Figure 1. The Wnt/β-Catenin Pathway. In an inactive state β-catenin is degraded by the APC/Axin/CK1/GSK-3β destruction complex and subsequently degraded in the cytoplasm, preventing gene transcription. Upon Wnt activation, Wnt ligands bind to the Fz/LRP5/6 receptor complex, leading to the recruitment of Axin to phosphorylated Dvl, inhibition of GSK-3β activity, and stabilization of β-catenin. Stabilized β-catenin then translocates to the nucleus, where it activates TCF/LEF-mediated target gene expression.
The Role of DKK1 in Melasma
The Wnt/β-catenin pathway is tightly regulated by a network of modulators, including both activators and inhibitors. One of the key endogenous inhibitors is Dickkopf-1 (DKK-1), a secreted glycoprotein involved in the suppression of melanogenic activity. In healthy skin, keratinocytes exhibit high expression of DKK-1, which restrains melanocyte activation and prevents hyperpigmentation. In contrast, melasma lesions show markedly reduced DKK-1 levels, leading to dysregulated Wnt signaling and increased melanin synthesis. This discovery highlights the therapeutic potential of targeting DKK-1 expression as a molecular intervention in melasma.

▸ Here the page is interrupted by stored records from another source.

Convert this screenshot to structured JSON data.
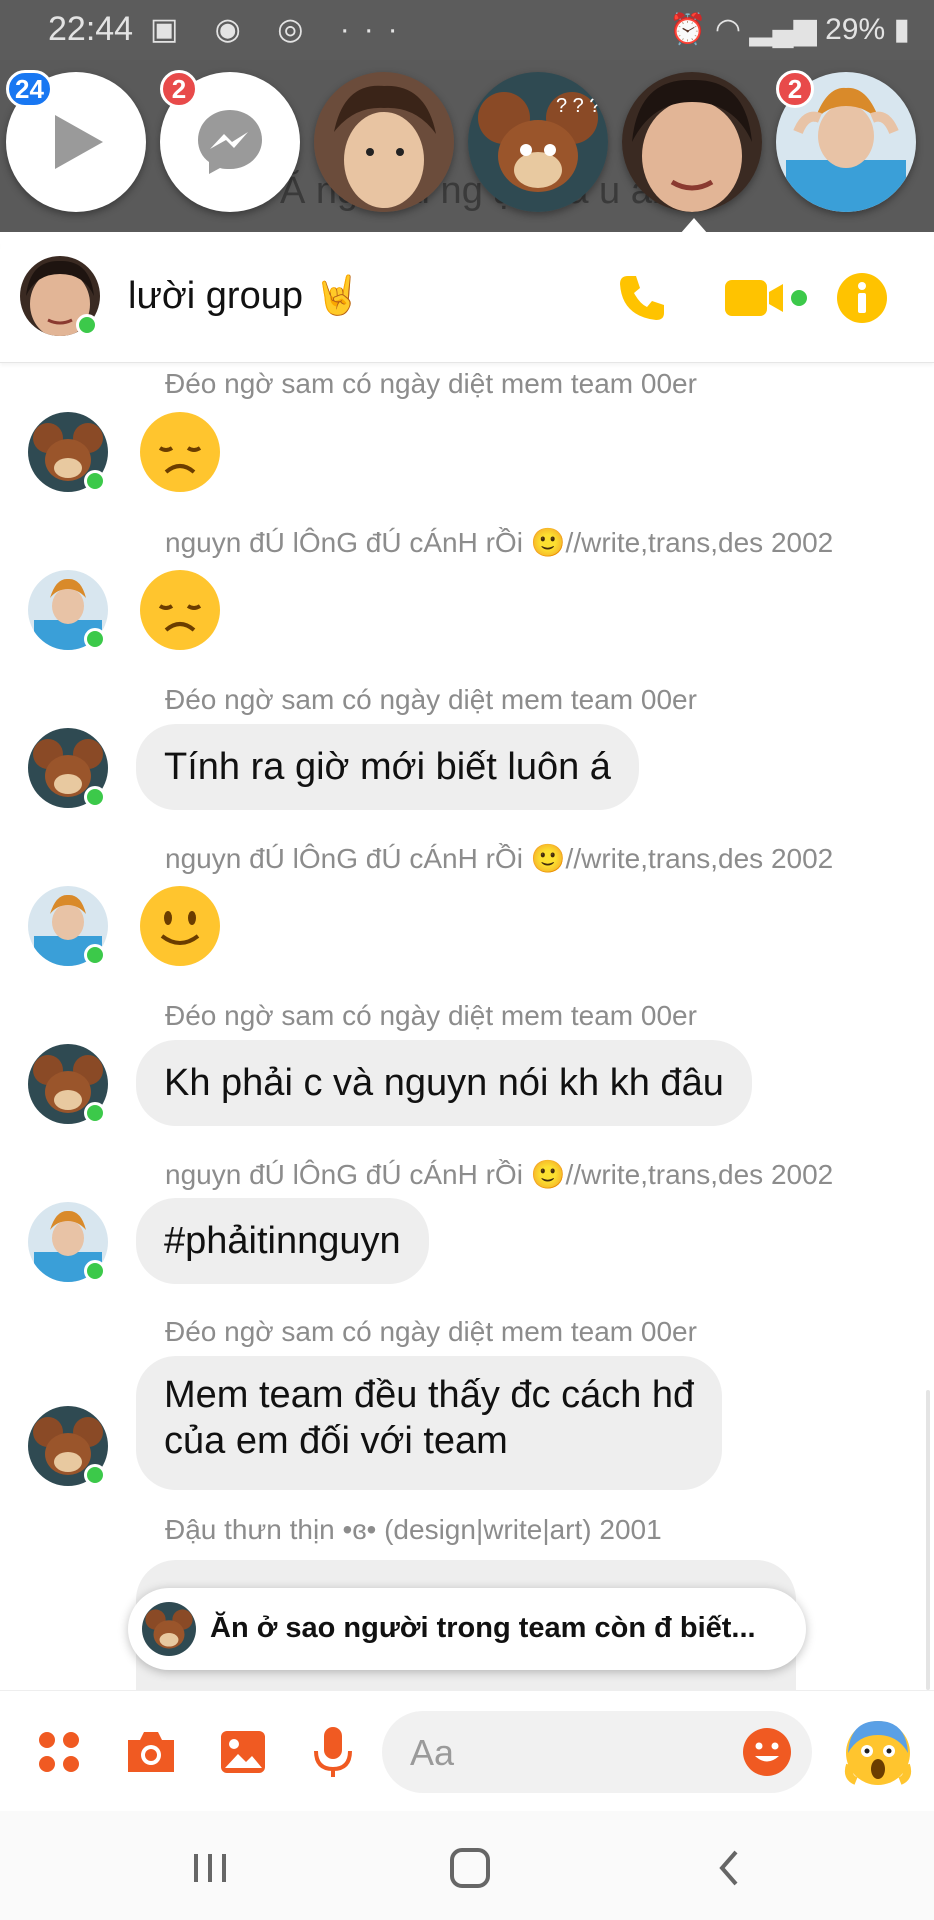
{
  "status_bar": {
    "time": "22:44",
    "left_icons": "▣ ◉ ◎ ···",
    "battery": "29%"
  },
  "background": {
    "text": "Ă ng  đ ai  ng  ạt  ã  a  u  ai."
  },
  "chat_heads": [
    {
      "name": "video-chathead",
      "badge": "24",
      "badge_color": "#1877f2"
    },
    {
      "name": "messenger-chathead",
      "badge": "2",
      "badge_color": "#e84a4a"
    },
    {
      "name": "contact-chathead-1",
      "badge": ""
    },
    {
      "name": "contact-chathead-2",
      "badge": ""
    },
    {
      "name": "contact-chathead-3",
      "badge": ""
    },
    {
      "name": "contact-chathead-4",
      "badge": "2",
      "badge_color": "#e84a4a"
    }
  ],
  "header": {
    "title": "lười group 🤘",
    "icons": [
      "phone-icon",
      "video-camera-icon",
      "info-icon"
    ],
    "accent": "#ffc300"
  },
  "messages": [
    {
      "sender": "Đéo ngờ sam có ngày diệt mem team 00er",
      "content": "😞",
      "type": "emoji"
    },
    {
      "sender": "nguyn đÚ lÔnG đÚ cÁnH rỒi 🙂//write,trans,des 2002",
      "content": "😞",
      "type": "emoji"
    },
    {
      "sender": "Đéo ngờ sam có ngày diệt mem team 00er",
      "content": "Tính ra giờ mới biết luôn á",
      "type": "text"
    },
    {
      "sender": "nguyn đÚ lÔnG đÚ cÁnH rỒi 🙂//write,trans,des 2002",
      "content": "🙂",
      "type": "emoji"
    },
    {
      "sender": "Đéo ngờ sam có ngày diệt mem team 00er",
      "content": "Kh phải c và nguyn nói kh kh đâu",
      "type": "text"
    },
    {
      "sender": "nguyn đÚ lÔnG đÚ cÁnH rỒi 🙂//write,trans,des 2002",
      "content": "#phảitinnguyn",
      "type": "text"
    },
    {
      "sender": "Đéo ngờ sam có ngày diệt mem team 00er",
      "content_lines": [
        "Mem team đều thấy đc cách hđ",
        "của em đối với team"
      ],
      "type": "text"
    },
    {
      "sender": "Đậu thưn thịn •ɞ•  (design|write|art) 2001",
      "content": "",
      "type": "text"
    }
  ],
  "new_message_preview": {
    "text": "Ăn ở sao người trong team còn đ biết..."
  },
  "composer": {
    "placeholder": "Aa",
    "value": "",
    "icons": [
      "more-dots-icon",
      "camera-icon",
      "gallery-icon",
      "microphone-icon",
      "emoji-icon",
      "quick-reaction-icon"
    ],
    "accent": "#f05a22"
  },
  "nav_bar": {
    "icons": [
      "recent-apps-icon",
      "home-icon",
      "back-icon"
    ]
  }
}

Current Therapeutic Strategies in Melasma Management
A variety of treatment modalities are currently employed in esthetic and dermatological practice to manage hyperpigmentation. These include fractional laser therapies, chemical peels, and the application of topical agents with depigmenting properties. Another promising approach is mesotherapy using antioxidants and depigmenting compounds, which allows for targeted delivery of active substances into the dermis, facilitating pigment reduction and skin restoration.
One of the most innovative and promising strategies is the use of activated platelet-rich plasma enriched with DKK-1 (DKK-PRP). DKK-1, as a natural inhibitor of the Wnt/β-catenin pathway, plays a crucial role in regulating melanogenesis. DKK-PRP may more effectively suppress melanocyte activity, thereby reducing pigmentation and improving skin tone. Conventional PRP, owing to its high concentration of growth factors, has anti-inflammatory and regenerative properties that can modulate melanocyte behavior. Clinical studies indicate that PRP may attenuate hyperpigmentation by reducing inflammation and downregulating MITF expression. Upon activation, platelet-rich plasma induces DKK-1 secretion, offering a novel, targeted mechanism of action. This makes DKK-PRP a potentially groundbreaking advancement in melasma therapy.
Given its multifactorial etiology and tendency for recurrence, melasma remains a significant clinical challenge. However, advancing our understanding of its molecular underpinnings provides a foundation for more effective and durable treatment options.